Sunday, June 07, 2015

Guerra civil sem motivo ou propósito



Pedro J. Bondaczuk


O Líbano está vivendo uma situação humilhante e muito incômoda, no mais recente episódio da sua guerra civil, de quase dez anos de duração, cujos estragos são como se o conflito tivesse séculos. Enquanto tropas estrangeiras, as de Israel, começam a deixar o país (não sem antes trocar tiros e hostilizar muçulmanos libaneses) no Sul do território que ocupam há dois anos, outras forças alienígenas, as sírias, aumentam a sua presença no Norte.

Dessa forma, a sua soberania nacional continua sendo mera ficção, algo tão somente retórico. Os soldados de Damasco têm como pretexto para o aumento de sua presença na região a garantia da manutenção de Amin Gemayel na presidência libanesa, ameaçada, desta feita, pelo seu próprio clã familiar, que constitui o cerne da milícia cristã.

Um seu sobrinho e a própria cunhada do presidente (esposa de Bachir Gemayel, assassinado em 1982, pouco após ser eleito) questionam seriamente a liderança do mais jovem dos filhos do outrora todopoderoso criador da Falange, o falecido Pierre.

O irônico, em tudo isso, é o fato dos sírios, no início da guerra civil considerados os maiores inimigos dos milicianos cristãos, estarem defendendo com tanto empenho um presidente da comunidade maronita. É mais uma reviravolta de um conflito que poderia ser considerado cômico, não fosse a tragédia de ter sido o responsável pela perda de centenas de milhares de vidas e por prejuízos materiais impossíveis de dimensionar, tal a sua proporção.
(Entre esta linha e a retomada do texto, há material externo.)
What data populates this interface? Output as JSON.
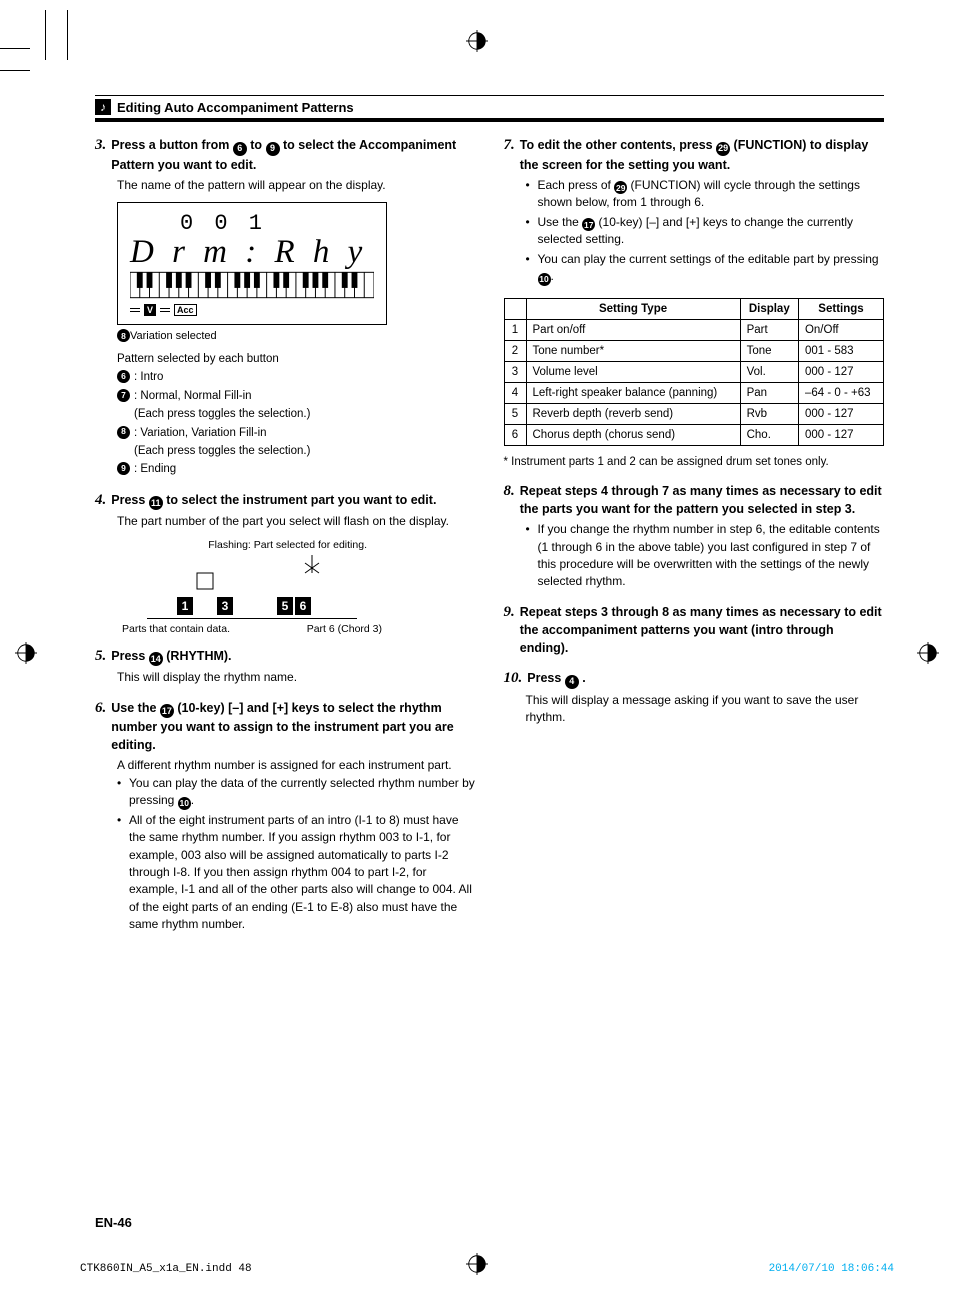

De uma guerra que transformou um Líbano modelar, cuja convivência entre suas diversas comunidades era mencionada como exemplo há menos de uma década atrás, num saco de gatos, onde as pessoas se matam e se hostilizam entre si, sem sequer saberem a razão.

E o que fez o mundo durante o desenrolar de toda essa tragédia? Assistiu passivamente, quando não colocou mais lenha nessa fogueira, obtendo lucros incalculáveis com a venda de armas para que essa luta fratricida atingisse proporções incontroláveis.

O que fez a ONU para que as partes conflitantes se sentassem ao redor de uma mesa e resolvessem civilizadamente suas pendências? Enviou meia dúzia de “gatos pingados” ao Líbano, que jamais justificaram o por quê de suas presenças ali. E as superpotências, perdidas em suas elucubrações hegemônicas e seus sonhos megalomaníacos de domínio mundial, o que fizeram?

Os russos, através de seus fiéis prepostos, os sírios, entupiram aquele país de armas e de tropas. E de “slogans” e doutrinas, que nunca encheram a barriga de ninguém. Os norte-americanos, embora perdendo centenas de vidas na região, poderiam ter feito mais. Mas estão presos a compromissos conflitantes, na maioria das vezes, com as aspirações libanesas, às quais jamais ligaram a mínima.

Parece que ninguém aprendeu coisa alguma com os horrores da Segunda Guerra Mundial, que todos diziam, seria a última que o mundo veria. É a história que, embora com outro cenário e outros atores, repete a tragicomédia da estupidez humana.

(Artigo publicado na página 19, Internacional, do Correio Popular, em 17 de março de 1985).